第2は、ロシアのプレゼンス(存在感)を旧ソ連圏に示すことだ。中央アジアでは近年、巨大経済圏構想「一帯一路」を進める中国や、民族や言語が近いトルコが影響力を拡大し、ロシアの地位は揺らいできた。CSTO部隊の受け入れにより、カザフでロシアの発言力が強まるのは確実だ。

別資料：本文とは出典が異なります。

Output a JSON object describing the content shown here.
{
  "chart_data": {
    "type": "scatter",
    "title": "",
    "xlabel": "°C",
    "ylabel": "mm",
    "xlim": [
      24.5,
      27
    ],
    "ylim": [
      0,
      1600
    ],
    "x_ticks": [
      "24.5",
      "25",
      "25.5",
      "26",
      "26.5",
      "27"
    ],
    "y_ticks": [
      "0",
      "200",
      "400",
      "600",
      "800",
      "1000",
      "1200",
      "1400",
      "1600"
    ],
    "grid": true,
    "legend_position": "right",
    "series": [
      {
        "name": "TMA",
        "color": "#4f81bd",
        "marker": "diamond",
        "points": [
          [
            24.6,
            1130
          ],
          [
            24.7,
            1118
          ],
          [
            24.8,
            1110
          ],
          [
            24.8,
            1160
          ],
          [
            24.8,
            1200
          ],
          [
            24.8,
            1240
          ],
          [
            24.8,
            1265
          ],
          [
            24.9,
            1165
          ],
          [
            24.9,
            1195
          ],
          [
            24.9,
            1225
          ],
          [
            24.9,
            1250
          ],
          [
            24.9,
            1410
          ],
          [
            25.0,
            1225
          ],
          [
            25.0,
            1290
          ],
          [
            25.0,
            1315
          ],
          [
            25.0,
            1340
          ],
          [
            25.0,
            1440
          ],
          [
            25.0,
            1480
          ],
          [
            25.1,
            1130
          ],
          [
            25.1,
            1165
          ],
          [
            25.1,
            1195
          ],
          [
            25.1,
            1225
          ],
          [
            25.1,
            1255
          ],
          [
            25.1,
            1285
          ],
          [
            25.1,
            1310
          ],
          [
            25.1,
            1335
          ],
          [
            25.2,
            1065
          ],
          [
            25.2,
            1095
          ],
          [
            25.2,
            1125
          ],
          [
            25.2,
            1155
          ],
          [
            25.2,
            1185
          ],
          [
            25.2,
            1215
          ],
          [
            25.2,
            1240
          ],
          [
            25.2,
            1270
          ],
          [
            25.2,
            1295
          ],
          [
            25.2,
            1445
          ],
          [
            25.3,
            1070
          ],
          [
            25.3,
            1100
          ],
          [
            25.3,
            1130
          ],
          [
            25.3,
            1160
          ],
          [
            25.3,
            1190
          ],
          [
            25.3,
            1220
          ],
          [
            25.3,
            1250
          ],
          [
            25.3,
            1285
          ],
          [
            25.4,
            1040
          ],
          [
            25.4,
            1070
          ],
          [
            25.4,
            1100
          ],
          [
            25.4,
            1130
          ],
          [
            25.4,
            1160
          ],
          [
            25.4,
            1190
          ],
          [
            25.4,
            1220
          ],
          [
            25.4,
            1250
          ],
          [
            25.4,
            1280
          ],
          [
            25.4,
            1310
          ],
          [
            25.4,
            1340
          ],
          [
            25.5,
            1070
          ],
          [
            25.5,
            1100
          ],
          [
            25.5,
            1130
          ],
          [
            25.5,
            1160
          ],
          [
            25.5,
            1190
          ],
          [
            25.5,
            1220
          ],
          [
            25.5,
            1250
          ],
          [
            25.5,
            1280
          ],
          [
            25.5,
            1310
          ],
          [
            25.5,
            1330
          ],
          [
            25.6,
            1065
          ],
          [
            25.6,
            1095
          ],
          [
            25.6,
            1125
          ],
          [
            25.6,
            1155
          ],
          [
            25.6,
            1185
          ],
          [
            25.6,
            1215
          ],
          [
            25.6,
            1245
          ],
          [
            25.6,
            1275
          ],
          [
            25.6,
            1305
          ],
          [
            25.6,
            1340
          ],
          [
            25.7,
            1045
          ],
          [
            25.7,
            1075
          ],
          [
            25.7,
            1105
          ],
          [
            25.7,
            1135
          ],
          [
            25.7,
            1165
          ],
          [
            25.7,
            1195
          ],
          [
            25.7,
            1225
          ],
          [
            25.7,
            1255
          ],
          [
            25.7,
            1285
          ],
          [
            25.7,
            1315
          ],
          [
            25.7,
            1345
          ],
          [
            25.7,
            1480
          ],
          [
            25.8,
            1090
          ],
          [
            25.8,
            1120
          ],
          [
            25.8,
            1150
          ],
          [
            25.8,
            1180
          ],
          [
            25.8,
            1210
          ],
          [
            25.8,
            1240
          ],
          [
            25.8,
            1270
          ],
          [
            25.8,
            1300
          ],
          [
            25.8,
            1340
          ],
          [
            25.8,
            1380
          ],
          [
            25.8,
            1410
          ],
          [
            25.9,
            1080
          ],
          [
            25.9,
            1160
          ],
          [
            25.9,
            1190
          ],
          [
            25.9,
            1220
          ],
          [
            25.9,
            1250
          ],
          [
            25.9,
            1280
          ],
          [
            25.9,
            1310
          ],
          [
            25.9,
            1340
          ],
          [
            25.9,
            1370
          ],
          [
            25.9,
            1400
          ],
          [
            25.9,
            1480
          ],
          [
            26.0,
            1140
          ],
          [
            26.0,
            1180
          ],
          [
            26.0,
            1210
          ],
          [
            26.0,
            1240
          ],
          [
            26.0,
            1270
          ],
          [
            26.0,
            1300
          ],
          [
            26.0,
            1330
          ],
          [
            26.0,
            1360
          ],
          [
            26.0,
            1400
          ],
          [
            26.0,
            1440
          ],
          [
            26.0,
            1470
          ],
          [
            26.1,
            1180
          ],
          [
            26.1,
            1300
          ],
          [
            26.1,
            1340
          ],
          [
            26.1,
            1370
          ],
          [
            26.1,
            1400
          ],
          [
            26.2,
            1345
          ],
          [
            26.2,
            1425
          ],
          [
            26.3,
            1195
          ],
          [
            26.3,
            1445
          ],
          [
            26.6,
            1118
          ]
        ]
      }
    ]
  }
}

一方、介入のリスクを指摘する声もある。露紙「モスクワ・タイムズ」(電子版)は6日、「ジョージア(グルジア)やウクライナのように、旧ソ連諸国へのロシアの介入は親露国を急速に反露国に変えた。カザフでも(政権側を支援する)ロシアへの反感が強まる可能性がある」とするコルトゥノフ露国際問題評議会会長の見解を伝えた。

露外交評論家のバウノフ氏も自身のツイッターで「ロシアは今や、ウクライナとカザフという二正面に注意を割かざるを得なくなった」と書き込んだ。